Bishop Montgomery received the news from Nancy Cooper, Newsweek’s Global Editor-in-Chief. “Your students are natural STEM students,” she noted. “We need to make sure their innate drive, curiosity, and creativity aren’t lost along the way. And the best STEM schools are helping to ensure that America’s future in science, technology, engineering and mathematics is in good hands.” This news, and the creation of the new labs, positions Bishop Montgomery as a standard for STEM excellence for years to come.

One of the benefits of the new STEAM spaces is the versatility they will provide. The creation of a world languages and eSports lab, as well as the renovations in the third building for the Mac Lab/Digital Arts Studio, gives students and teachers rooms designed for multiple uses. In fact, in the design phase of the project, creating welcoming and exciting spaces that offer flexibility was a priority. “Our mission is to teach all students who attend Bishop Montgomery to be good stewards, not just of life, but of technology and innovation,” says Garza. “It is our desire to have all students be the embodiment of a 21st century learner who is guided by the teachings of Jesus. These renovations will enhance our ability to provide them with the tools they need to be empowered learners, innovative designers, computational thinkers, creative communicators and global collaborators with an education steeped in a Catholic worldview.”

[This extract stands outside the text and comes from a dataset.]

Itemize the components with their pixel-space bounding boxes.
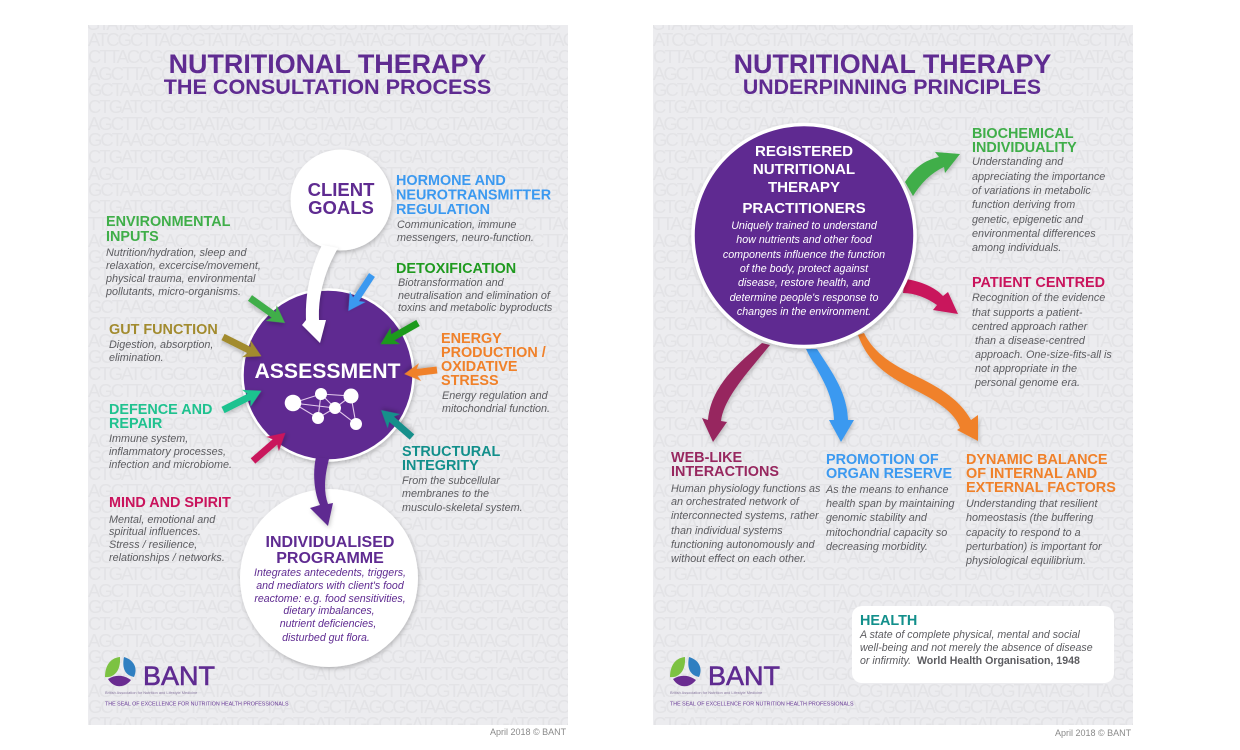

In the midst of a global pandemic and unprecedented times throughout the world, the arrival of these new STEAM facilities reinforces Bishop Montgomery’s continued commitment to provide students with the best education possible. Through the guidance and generosity of Shea Family Charities and the help of an innovative team of designers and educators, the project has become a reality for the students, faculty, and community.

Thank you to alumni Shannon Heinlein-Tabaldo ’91, Director of Digital Curriculum Integration and Development for Loyola Marymount’s School of Education, and Dan Isidro ’02 of CSDA Design Group, for their assistance with this project.

BMHS Delivers Enhanced Online Learning Support to Students & Teachers

Providing teachers and students with the very best tools for learning, both in person and online, is at the core of Bishop’s academic program. The many challenges of navigating through a pandemic have not deterred BMHS from offering the latest in technological resources to the faculty and students. This is due, in great part, to the generosity of the many parents, alumni, and friends who have supported the school over the years. This fall, BMHS purchased new devices and added several online learning platforms to optimize the educational experiences of the students.

With our new Swivl robotic camera mounts and iPad tablets, remote instruction will be even more engaging, flexible, and extensive than ever before. With Swivl’s motion-tracking capabilities, as well as clip-on microphone, teachers can effortlessly move around the room, from laptop to white board to instructional materials, while always staying within the camera’s frame and providing clear audio.

This online learning platform optimizes the educational experience by organizing course materials and resources, promoting collaboration with both real-time and on-demand discussions, and streamlining the creation, distribution, and collection of assignments. Utilized by universities across the country, this college-level management system makes our online learning even more robust, comprehensive, and user-friendly for both students and teachers.

An upgrade from the standard Zoom, Zoom Pro utilizes more sophisticated web and video-conferencing software. High-quality features include unlimited group meetings, extended time limits, participant tracking, and added security. This significantly stronger platform provides our teachers and student groups with more options for video and audio conferencing, chat, and webinars, both inside and outside the classroom.